Selama ini kata Bupati Aulia Rahman Basri, Perusda di Kukar belum memiliki peran yang signifikan dalam mengelola komoditas utama daerah, seperti tambang maupun perkebunan.
“Kalau kita lihat hari ini, tidak ada satu pun Perusda kita yang punya usaha berkaitan dengan raw material utama di Kukar. Tidak ada yang punya IUP tambang, tidak ada juga yang punya HGU sawit. Padahal kita ini daerah penghasil,” ungkapnya menjawab pertanyaan Niaga.Asia, Jumat (17/4/2026).
Penandatanganan kerja sama antara PT Mahakam Gerbang Raja Migas (MGRM) dengan PT Citra Nusantara Gemilang Tbk dan PT Bayu Buana Gemilang berlangsung di Paris Meeting Room, Lantai 11 Hotel Raffles Jakarta, Senin (13/4/2026), dan menjadi langkah strategis Kukar dalam menyambut potensi besar sektor gas di wilayahnya.
Menurutnya, kondisi tersebut menjadi refleksi sekaligus dasar perubahan arah kebijakan pemerintah daerah. Di bawah kepemimpinan Aulia-Rendi, Perusda didorong untuk tidak lagi hanya menjadi pelengkap, tetapi menjadi pelaku utama dalam pemanfaatan sumber daya alam.
Momentum itu semakin kuat dengan rencana mulai beroperasinya proyek gas oleh ENI, yakni perusahaan energi global pada akhir 2027 hingga 2028, yang jalur pipa dan sumber gasnya melintasi wilayah Kabupaten Kukar.
“Harapan kita, Perusda kita bukan hanya jadi penerima participating interest (PI), tapi juga ikut dalam bisnis gasnya.

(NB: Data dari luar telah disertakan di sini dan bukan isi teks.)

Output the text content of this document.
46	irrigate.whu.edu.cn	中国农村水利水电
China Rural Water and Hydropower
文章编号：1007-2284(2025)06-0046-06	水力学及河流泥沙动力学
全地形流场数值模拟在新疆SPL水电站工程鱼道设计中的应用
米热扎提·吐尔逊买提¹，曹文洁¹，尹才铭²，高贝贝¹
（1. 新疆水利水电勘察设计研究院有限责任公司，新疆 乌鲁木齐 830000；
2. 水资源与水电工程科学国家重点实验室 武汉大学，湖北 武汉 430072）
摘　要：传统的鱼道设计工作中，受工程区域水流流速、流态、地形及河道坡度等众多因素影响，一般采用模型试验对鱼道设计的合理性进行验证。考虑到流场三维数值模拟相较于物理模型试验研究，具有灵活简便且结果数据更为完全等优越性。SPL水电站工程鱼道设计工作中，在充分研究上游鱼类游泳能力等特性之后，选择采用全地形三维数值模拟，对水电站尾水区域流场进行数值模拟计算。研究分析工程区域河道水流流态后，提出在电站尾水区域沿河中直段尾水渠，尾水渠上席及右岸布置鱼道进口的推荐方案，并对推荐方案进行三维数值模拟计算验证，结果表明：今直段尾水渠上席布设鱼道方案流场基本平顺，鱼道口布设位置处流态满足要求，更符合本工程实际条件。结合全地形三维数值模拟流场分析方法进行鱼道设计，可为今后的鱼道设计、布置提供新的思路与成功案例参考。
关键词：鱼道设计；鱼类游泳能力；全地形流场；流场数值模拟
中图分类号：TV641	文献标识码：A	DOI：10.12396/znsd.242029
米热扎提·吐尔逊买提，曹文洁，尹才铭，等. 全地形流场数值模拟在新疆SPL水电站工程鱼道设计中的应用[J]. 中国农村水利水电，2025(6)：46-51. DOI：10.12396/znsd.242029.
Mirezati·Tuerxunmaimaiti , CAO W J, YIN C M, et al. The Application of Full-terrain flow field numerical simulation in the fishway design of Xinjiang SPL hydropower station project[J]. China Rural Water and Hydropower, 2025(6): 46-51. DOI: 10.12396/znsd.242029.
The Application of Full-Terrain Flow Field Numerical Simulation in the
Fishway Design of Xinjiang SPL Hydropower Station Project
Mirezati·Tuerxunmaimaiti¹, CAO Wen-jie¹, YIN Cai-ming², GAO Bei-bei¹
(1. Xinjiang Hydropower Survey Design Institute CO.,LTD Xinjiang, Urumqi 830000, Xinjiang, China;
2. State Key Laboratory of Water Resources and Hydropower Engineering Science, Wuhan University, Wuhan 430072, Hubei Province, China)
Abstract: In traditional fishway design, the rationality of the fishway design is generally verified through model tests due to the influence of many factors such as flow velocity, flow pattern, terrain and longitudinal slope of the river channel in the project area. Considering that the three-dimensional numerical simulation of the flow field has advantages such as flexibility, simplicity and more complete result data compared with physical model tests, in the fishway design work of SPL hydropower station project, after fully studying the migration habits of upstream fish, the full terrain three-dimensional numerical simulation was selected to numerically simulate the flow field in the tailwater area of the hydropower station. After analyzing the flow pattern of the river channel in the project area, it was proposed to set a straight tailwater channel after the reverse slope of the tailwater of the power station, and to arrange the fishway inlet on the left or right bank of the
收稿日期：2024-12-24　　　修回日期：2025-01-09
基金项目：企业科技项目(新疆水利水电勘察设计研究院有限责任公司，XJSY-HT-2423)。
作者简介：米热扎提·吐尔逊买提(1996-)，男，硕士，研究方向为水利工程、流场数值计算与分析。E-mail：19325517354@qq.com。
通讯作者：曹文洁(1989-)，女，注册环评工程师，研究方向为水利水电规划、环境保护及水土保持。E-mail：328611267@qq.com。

Ini peluang besar karena gas yang dihasilkan sangat besar,” jelasnya.
Namun demikian, ia mengakui keterbatasan kapasitas Perusda dalam sektor gas menjadi tantangan tersendiri. Karena itu, kerja sama dengan perusahaan multinasional yang telah berpengalaman menjadi langkah yang dipilih.
“Perusda kita belum expert di bidang gas. Makanya kita gandeng mitra yang sudah punya pengalaman, termasuk yang sudah IPO, untuk mendampingi kita,” terangnya.
Melalui kerja sama ini tegas Bupati, Perusda Kukar diharapkan dapat mengakses alokasi gas melalui Kementerian ESDM dan SKK Migas, sehingga dapat berperan dalam rantai bisnis gas yang ada di daerah sendiri.
Bupati Aulia menekankan bahwa langkah ini merupakan bagian dari upaya memperbaiki pendekatan pengelolaan sumber daya alam yang selama ini dinilai belum optimal memberikan kontribusi maksimal bagi pendapatan daerah.
“Kalau dari dulu Perusda kita punya IUP atau HGU, mungkin PAD kita jauh lebih besar dari sekarang. Kita tidak mau mengulang hal yang sama. Ke depannya, raw material yang ada di Kukar harus bisa diusahakan oleh Perusda kita sendiri,” pungkasnya.